27 de octubre de 2008

Procesador de palabras.

A veces uno espera por meses o años para atravesar esas lagunas del pensamiento donde todas las letras se sumergen en un pantano que huele a estiércol.

No es que uno no tenga nada qué decir sino que tal vez uno no se permite decirlo. Las prioridades pueden ser otras: pagar las deudas, mudarse, criar niños, trabajar, resolver lo del carro, poner una cerca, arreglar por fin el maldito rechinar de la puerta de la ducha. En fin, vivir tan en paz como sea posible. Vaya idealismo: pequeña burguesía.

Pero uno está al acecho del momento.

Cuando llega uno lo sabe. Lo sabe porque lo sabe. Y tira uno las sábanas a un lado, y abandona el estupor y la comodidad de la cama, y se va como un borracho en la oscuridad, tropezando con los muebles que parecen haber cambiado de lugar, y llega apenas a la cámara oscura y enciende alguna lucecilla y, sin dudas, la computadora -- y desespera uno ante el sonido de comienzo de Windows --¡cállate y prende!--, y la página de entrada, y la maldita palabra clave que se olvida a deshoras, y el antivirus que insiste en hacer una inspección completa de los contenidos del disco duro.

Y, al fin, abre la página virtual --ese fantasma de la página en blanco de antaño-- y empieza uno a desnudarse con las palabras y a gritar las cosas que hace tiempo no podía decir, y llega uno prendido a las oraciones del último párrafo, y decide de una vez que esto no está nada mal. Nada mal. Tiene vida propia. Y cualquier arte, ante todo, debe cobrar vida propia. Y graba uno el documento y se va, felizmente, a roncar.

Se ha abierto la vena de un manantial, y se repite el proceso una, dos noches: empieza uno a desbordarse por unos senderos que van hacia algún lugar, aunque no se sepa exactamente cuál -- y eso es parte de la excitación, ese no-saber en el propio interior.

Otra sesión fructuosa llega a su fin. Está uno alegre, genuinamente alegre, y, cuando va a poner el punto final, justo en ese momento, la virtualidad deja de existir. Todo cesa. Esos puntitos de colores de la pantalla no responden. Se ha perdido todo, todo, todo, y el escritor devastado se lleva las manos a la cabeza y sabe que, otra vez, la tecnología ha masacrado a la inspiración.

14 de octubre de 2008

No todas las gordas son iguales.

Gorda de Botero


Uno ve una gorda del colombiano Fernando Botero y reconoce en ella una apreciación voluptuosa y erótica que trasciende a las primeras impresiones. Él las humaniza más allá de la distorsión física y los pliegos de celulitis -- y humanizándolas a ellas humaniza al espectador que se ve forzado a examinar sus impresiones.

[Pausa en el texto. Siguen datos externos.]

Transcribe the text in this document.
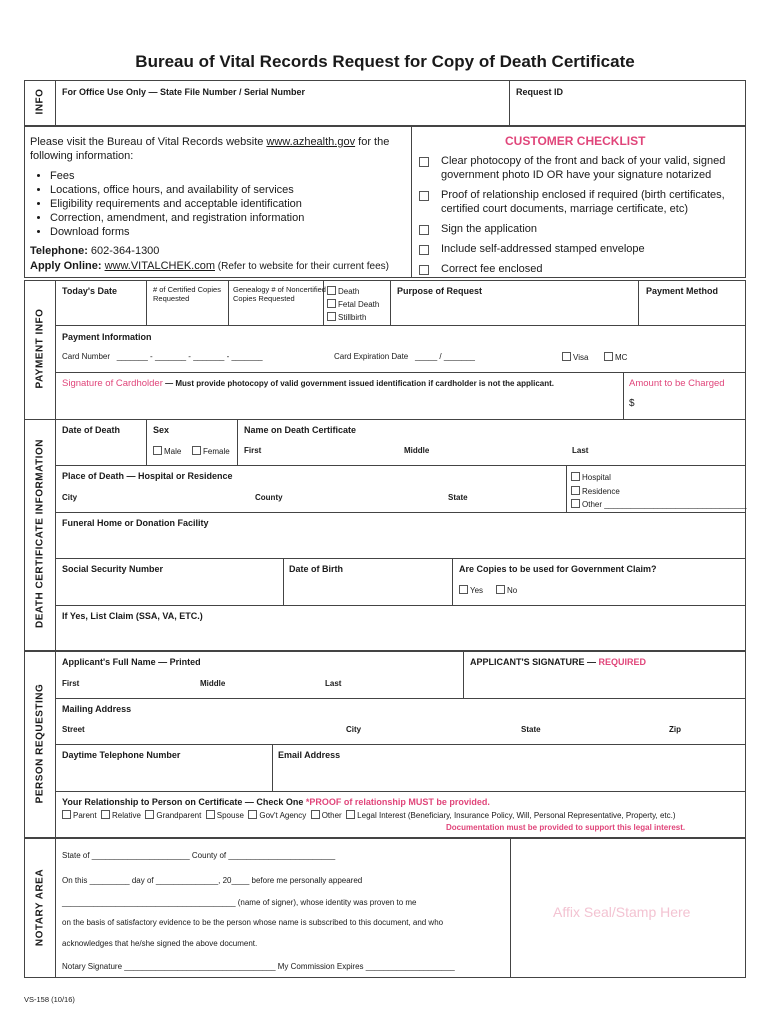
Bureau of Vital Records Request for Copy of Death Certificate
INFO For Office Use Only — State File Number / Serial Number	Request ID
Please visit the Bureau of Vital Records website www.azhealth.gov for the
following information:
• Fees
• Locations, office hours, and availability of services
• Eligibility requirements and acceptable identification
• Correction, amendment, and registration information
• Download forms
Telephone: 602-364-1300
Apply Online: www.VITALCHEK.com (Refer to website for their current fees)
CUSTOMER CHECKLIST
Clear photocopy of the front and back of your valid, signed
government photo ID OR have your signature notarized
Proof of relationship enclosed if required (birth certificates,
certified court documents, marriage certificate, etc)
Sign the application
Include self-addressed stamped envelope
Correct fee enclosed
PAYMENT INFO
Today's Date	# of Certified Copies
Requested
Genealogy # of Noncertified
Copies Requested
Death
Fetal Death
Stillbirth
Purpose of Request	Payment Method
Payment Information
Card Number _______ - _______ - _______ - _______	Card Expiration Date _____ / _______	Visa	MC
Signature of Cardholder — Must provide photocopy of valid government issued identification if cardholder is not the applicant.	Amount to be Charged
$
DEATH CERTIFICATE INFORMATION
Date of Death	Sex
Male	Female
Name on Death Certificate
First	Middle	Last
Place of Death — Hospital or Residence
City	County	State
Hospital
Residence
Other ________________________________
Funeral Home or Donation Facility
Social Security Number	Date of Birth	Are Copies to be used for Government Claim?
Yes	No
If Yes, List Claim (SSA, VA, ETC.)
PERSON REQUESTING
Applicant's Full Name — Printed
First	Middle	Last
APPLICANT'S SIGNATURE — REQUIRED
Mailing Address
Street	City	State	Zip
Daytime Telephone Number	Email Address
Your Relationship to Person on Certificate — Check One *PROOF of relationship MUST be provided.
Parent Relative Grandparent Spouse Gov't Agency Other Legal Interest (Beneficiary, Insurance Policy, Will, Personal Representative, Property, etc.)
Documentation must be provided to support this legal interest.
NOTARY AREA
State of ______________________ County of ________________________
On this _________ day of ______________, 20____ before me personally appeared
_______________________________________ (name of signer), whose identity was proven to me
on the basis of satisfactory evidence to be the person whose name is subscribed to this document, and who
acknowledges that he/she signed the above document.
Notary Signature __________________________________ My Commission Expires ____________________
Affix Seal/Stamp Here
VS-158 (10/16)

Yo esperaba una experiencia similar cuando empecé a leer "El susurro de la mujer ballena", una novela del peruano Alonso Cueto que debió delatarse por su título. Pero esta trama, que involucra la reaparición de una amiga obesa en la vida de una mujer esbelta y de carrera exitosa, trae una apreciación de la mujer gorda que no difiere a la predominante antes de que apareciera el nuevo esquema de Botero.

Cueto nos presenta a la mujer gorda en toda su aberración: fea, pesada, resentida, antisocial y amenazante. El lenguaje desapegado que me pareció genial en "La hora azul", su otra novela sobre las reverberaciones de una época oscura en el Perú, parece un examen quirúrgico, despiadado y doloroso en esta narración.

Tal vez es culpa de Botero, pero yo esperaba un viaje distinto a la interioridad de la gordura, ese testimonio aparente de los excesos de nuestra época.